Initially we had A.D., Anno Domini, Latin for Year of the Lord.
No one really had a use for “Before the Year of the Lord” until historiography took off as a subject of study after the eighteenth century (which is why, in English, B.C. (Before Christ) was written using English abbreviation.
Archaeology took off as a science at the end of the Nineteenth Century and a method of dating forward and backward from a fixed date became more important. Originally, the dating used was the handy (to speakers of English) labels A.D. and B.C.
While English has taken over as the “common tongue” for a lot of international research, it was fairly clear that a dating system named for the Christian Lord was not appropriate for works that included Jews, Muslims, Hindus, and lots of other people who did not believe Jesus was God.
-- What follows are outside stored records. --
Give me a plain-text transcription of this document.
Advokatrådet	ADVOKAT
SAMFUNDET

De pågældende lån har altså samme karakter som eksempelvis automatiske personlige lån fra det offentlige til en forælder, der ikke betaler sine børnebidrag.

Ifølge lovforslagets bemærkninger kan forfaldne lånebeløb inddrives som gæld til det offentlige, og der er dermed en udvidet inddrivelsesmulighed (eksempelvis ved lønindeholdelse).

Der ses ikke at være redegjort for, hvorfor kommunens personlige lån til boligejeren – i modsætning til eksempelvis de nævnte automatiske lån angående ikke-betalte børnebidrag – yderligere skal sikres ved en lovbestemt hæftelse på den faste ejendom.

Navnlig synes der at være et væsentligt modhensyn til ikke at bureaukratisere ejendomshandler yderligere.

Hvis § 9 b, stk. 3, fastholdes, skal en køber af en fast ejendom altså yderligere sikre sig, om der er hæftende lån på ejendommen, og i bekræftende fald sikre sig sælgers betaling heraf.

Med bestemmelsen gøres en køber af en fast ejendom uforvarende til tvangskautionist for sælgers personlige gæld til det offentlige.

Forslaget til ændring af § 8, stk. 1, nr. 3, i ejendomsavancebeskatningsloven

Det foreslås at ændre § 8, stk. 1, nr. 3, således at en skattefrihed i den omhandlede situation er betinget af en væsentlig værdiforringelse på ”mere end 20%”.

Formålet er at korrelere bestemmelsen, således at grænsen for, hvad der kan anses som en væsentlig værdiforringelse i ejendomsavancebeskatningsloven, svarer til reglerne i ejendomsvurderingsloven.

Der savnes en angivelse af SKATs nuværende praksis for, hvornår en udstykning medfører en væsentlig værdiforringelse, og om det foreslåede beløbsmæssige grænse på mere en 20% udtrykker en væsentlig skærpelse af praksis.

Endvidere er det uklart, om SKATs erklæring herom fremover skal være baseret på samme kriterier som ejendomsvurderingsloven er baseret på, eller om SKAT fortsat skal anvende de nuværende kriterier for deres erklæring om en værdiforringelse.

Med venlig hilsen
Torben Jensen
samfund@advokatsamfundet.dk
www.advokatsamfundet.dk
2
The primacy of European and American support for these efforts indicated that we would use the same basic calendar in use in Europe and America for dating, but rather than insist on the religious names for the dates, they were re-cast as Common Era and Before (the) Common Era (B.C. and B.C.E.)
(Despite the musings of Science Fiction authors, the use of 1945 as the new “Year zero” for the Atomic Age and Pre-Atomic Age has never come to pass.)
B.C.E. and C.E. are not really new, but they have been getting more publicity as mainstream media catches up to the terminology used in science.
As to non-European societies, they tended to date forward from some significant event (the creation of the world, the establishmnet of some dynasty), just as the Christians did before archaeology and historiography became prominent. (Remember, we originally only had A.D. Jews are currently reckoning year 5761 (from Creation), Muslims are in year 1421 (from the Haj).